In other areas, the Obama agenda is falling of its own weight. Obamacare is becoming irrelevant, because of both noncompliance and soaring costs. As the poor discover that even with subsidies they have to pony up considerable deductibles and copays, and must actually pay some premiums, they increasingly head for the free clinics or back to the emergency rooms. Even Democrats will not rue too much the spontaneous unwinding of Obamacare, given that much of the public is doing its best to ignore it.

The restoration of defense spending will follow the Carter-to-Reagan pattern, albeit more slowly given the specter of unsustainable national debt. The next president will address the tax code, and the solution won’t be Bernie Sanders’s dream of a 90 percent income-tax rate. Even Joe Biden cannot run on Obama’s stellar economic record — pretending that the middle class has been in ascendance since 2009, extolling the advantages of more debt, or proclaiming the necessity of even stricter environmental regulations or more subsidies to Solyndra-like green companies.

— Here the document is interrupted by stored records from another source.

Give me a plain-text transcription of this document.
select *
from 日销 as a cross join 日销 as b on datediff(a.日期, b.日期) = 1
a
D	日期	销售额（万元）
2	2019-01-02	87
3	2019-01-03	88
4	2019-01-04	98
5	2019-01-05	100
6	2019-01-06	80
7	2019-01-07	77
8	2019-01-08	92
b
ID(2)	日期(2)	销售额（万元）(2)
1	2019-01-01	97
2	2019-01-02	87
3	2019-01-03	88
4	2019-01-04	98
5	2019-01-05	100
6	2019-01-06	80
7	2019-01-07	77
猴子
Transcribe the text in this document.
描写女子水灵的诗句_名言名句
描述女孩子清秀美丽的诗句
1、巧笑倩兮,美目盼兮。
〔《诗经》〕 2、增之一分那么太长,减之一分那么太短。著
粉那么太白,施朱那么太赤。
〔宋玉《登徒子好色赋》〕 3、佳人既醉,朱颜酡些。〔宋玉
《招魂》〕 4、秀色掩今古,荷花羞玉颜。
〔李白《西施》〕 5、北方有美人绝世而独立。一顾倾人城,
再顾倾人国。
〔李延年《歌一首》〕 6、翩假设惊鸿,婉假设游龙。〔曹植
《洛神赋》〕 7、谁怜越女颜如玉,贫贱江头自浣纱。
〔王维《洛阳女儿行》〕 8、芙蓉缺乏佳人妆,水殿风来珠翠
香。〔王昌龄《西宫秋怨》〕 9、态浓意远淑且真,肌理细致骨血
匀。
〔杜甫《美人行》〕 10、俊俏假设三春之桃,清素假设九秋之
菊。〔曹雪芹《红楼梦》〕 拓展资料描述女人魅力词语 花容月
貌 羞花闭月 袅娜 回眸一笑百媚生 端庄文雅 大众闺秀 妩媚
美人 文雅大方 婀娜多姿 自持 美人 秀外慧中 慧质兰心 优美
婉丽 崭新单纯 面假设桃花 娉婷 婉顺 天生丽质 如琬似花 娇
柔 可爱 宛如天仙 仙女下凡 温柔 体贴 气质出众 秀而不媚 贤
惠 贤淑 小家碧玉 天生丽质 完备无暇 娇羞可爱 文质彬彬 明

There is not much of an idea any longer of investigative journalism. The press for the last seven years has largely chosen to become a Ministry of Truth. One reason why Donald Trump soars is that, after the press’s canonization of Obama, the public relishes Trump’s contempt for the media — and the latter have now lost the moral credibility to critique any candidate on the grounds of dishonesty, hypocrisy, narcissism, mendacity, or polarization of the electorate.

The tragic mess of 2009–2016 is ending, and soon the cleanup will begin — accompanied by stupefaction as to just how much will have to be thrown away.